Samstagskolumne Peter J. König 03.10.2016

Wissen muss man: Es geht den Ultra-Rechten ausschließlich um die Macht, zunächst in den Ländern und dann im Bund. 

Heute am 3. Oktober, dem Nationalfeiertag aller Deutschen wird in erschreckender Weise deutlich, dass es mit der Einheit doch noch sehr zu wünschen übrig bleibt. Dies bezieht sich nicht nur auf die unsäglichen Pöbeleien, die am Rande der Feierlichkeiten in Dresden stattgefunden haben, von einer zahlenmäßig verschwindend kleinen Minderheit, der es aber gelungen ist, sich nicht nur medial sondern auch sehr konkret in den Mittelpunkt zu stellen. 

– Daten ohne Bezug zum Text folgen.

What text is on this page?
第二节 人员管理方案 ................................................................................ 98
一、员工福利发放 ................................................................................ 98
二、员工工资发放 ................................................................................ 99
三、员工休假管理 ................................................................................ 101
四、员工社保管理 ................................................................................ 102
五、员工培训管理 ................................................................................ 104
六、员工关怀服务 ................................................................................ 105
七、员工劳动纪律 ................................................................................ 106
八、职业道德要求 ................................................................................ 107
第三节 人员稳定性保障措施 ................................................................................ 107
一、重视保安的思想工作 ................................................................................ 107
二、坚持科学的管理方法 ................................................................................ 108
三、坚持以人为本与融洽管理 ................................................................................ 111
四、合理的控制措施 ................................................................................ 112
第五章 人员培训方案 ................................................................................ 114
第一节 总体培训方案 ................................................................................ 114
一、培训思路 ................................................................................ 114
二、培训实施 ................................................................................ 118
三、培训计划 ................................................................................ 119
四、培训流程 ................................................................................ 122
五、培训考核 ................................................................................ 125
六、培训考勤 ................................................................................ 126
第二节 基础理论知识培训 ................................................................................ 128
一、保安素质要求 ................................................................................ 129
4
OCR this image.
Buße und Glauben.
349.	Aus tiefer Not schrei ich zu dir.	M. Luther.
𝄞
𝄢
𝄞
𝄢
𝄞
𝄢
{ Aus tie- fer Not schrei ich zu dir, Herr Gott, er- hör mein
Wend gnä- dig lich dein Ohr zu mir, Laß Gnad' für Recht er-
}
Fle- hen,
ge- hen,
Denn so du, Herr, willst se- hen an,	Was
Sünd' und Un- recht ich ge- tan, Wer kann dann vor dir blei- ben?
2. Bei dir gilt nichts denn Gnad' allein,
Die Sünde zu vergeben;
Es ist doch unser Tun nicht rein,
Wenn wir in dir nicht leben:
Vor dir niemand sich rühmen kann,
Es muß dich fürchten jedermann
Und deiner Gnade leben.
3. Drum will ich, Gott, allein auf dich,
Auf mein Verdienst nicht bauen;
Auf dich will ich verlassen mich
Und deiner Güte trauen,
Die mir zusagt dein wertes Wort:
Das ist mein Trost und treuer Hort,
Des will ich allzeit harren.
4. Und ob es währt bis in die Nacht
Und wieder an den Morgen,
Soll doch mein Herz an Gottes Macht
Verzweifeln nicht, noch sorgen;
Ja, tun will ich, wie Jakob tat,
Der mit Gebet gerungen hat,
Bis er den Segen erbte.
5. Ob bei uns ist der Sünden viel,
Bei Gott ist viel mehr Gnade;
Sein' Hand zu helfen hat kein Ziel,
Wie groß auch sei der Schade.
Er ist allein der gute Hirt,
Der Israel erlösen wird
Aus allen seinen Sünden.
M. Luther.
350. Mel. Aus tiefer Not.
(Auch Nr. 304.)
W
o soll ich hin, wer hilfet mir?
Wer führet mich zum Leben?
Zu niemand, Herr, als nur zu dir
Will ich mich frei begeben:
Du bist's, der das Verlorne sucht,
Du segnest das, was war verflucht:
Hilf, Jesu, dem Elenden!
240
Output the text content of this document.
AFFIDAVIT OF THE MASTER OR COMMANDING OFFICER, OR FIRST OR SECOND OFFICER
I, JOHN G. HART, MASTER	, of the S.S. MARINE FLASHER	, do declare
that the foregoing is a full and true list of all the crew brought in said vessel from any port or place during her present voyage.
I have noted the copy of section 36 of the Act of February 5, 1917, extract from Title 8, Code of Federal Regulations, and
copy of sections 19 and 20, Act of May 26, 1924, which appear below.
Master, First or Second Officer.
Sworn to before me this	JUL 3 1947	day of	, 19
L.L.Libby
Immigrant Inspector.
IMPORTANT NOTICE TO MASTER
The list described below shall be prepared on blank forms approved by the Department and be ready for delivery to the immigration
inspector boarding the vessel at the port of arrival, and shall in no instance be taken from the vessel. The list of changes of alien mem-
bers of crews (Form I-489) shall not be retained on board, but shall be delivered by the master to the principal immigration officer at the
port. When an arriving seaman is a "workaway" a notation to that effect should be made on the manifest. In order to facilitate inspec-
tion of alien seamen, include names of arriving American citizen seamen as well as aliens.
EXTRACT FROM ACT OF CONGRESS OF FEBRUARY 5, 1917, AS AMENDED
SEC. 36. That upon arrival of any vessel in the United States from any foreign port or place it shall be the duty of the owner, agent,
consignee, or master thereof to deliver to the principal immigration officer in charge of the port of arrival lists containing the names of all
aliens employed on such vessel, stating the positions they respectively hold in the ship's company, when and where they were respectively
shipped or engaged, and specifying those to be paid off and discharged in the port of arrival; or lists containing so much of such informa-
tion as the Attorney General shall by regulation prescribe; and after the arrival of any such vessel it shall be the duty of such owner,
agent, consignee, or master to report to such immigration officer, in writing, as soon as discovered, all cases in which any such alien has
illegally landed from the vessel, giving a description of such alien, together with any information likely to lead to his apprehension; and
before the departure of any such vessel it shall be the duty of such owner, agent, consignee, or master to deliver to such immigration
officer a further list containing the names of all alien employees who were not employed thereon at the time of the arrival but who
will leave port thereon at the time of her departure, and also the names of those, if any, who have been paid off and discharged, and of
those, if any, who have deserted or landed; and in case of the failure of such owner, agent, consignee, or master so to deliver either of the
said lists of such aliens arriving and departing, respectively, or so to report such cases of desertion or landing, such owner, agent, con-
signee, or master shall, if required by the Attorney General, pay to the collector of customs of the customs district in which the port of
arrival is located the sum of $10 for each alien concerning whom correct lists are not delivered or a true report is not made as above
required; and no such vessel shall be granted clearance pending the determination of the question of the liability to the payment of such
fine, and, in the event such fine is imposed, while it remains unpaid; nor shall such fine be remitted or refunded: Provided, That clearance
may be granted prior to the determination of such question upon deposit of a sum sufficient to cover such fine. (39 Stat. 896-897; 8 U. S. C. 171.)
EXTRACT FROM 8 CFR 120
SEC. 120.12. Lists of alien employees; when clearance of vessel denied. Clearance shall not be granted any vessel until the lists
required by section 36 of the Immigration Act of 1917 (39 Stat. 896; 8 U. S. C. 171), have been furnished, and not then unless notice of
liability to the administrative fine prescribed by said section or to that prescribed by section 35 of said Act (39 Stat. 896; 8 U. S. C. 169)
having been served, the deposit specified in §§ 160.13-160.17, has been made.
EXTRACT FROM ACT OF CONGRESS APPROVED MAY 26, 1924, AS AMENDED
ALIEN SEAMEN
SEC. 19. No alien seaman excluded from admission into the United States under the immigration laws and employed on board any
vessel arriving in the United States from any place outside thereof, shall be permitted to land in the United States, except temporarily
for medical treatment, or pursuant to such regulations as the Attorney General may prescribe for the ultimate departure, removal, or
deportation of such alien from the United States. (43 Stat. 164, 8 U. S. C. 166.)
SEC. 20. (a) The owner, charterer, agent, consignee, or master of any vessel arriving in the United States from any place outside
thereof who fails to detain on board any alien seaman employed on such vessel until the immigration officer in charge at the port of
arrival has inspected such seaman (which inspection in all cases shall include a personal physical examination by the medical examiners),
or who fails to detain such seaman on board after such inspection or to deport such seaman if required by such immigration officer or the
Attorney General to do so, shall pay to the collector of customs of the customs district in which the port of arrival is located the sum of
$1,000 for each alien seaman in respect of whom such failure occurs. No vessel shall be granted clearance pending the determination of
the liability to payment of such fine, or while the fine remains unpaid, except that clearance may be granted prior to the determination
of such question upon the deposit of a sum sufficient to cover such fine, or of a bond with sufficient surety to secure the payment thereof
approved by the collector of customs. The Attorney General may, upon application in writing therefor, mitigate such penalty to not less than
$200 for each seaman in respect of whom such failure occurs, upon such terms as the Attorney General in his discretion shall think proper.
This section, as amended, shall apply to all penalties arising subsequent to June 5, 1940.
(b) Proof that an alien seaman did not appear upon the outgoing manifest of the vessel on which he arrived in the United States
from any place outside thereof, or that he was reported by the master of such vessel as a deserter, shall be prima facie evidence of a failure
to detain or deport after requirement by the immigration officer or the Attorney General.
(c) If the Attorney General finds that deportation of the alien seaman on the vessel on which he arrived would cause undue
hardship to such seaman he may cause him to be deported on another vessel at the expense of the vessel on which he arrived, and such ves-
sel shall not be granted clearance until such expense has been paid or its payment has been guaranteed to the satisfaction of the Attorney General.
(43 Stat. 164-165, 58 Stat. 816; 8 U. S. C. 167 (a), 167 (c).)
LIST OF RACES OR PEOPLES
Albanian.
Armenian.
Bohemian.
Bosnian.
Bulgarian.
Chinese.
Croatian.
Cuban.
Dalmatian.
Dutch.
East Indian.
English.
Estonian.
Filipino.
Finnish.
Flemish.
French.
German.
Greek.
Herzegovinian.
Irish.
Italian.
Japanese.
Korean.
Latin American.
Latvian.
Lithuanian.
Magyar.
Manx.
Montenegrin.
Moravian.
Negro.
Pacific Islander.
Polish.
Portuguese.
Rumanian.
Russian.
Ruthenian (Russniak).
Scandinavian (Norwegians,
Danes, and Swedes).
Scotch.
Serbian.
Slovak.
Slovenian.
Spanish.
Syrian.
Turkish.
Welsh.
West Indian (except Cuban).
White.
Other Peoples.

Pegida und die rechtsradikale Szene in Deutschland haben es geschafft, auf der Straße das Heft des Handelns an sich zu reißen und die gesamte deutsche Polit-Prominenz nicht nur alt aussehen zu lassen, die Rechtsradikalen haben die ersten Vertreter unseres Staates geradezu gedemütigt. Welches unwürdige Schauspiel, welche Ohnmacht, aber auch welcher verheerende Eindruck in der Weltpresse und welches schlimme Signal für die Neo-Nazi-Szene in Europa.? Doch davon später mehr. 

Zunächst soll hinterfragt werden, wie es um die deutsche Einheit steht, wenn zum 25. Mal der Jahrestag der Einheit gefeiert wird. Vielleicht liegt ja gerade hier einer der Gründe, warum dieser Feiertag solche entwürdigenden Begleit-Erscheinungen mit sich gebracht hat. Fakt ist, dass es noch immer ein merkliches wirtschaftliches Gefälle zwischen West und Ost gibt, bei den Einkommen, bei den Renten, ebenso bei der Chance zu einem regulären Arbeitsplatz. Im Bereich der Ballungsgebiete zeigt sich die Einheit nahezu deckungsgleich, wenn man die großen Städte betrachtet, im Westen etwa Hamburg, Düsseldorf, Frankfurt, Stuttgart oder München, im Osten Leipzig, Dresden, Erfurt oder Jena. Berlin, die Bundeshauptstadt hat diesbezüglich einen Sonderstatus, die wirtschaftliche Angleichung schreitet weit schneller voran, dies zeigen die Mieten mit am Deutlichsten. 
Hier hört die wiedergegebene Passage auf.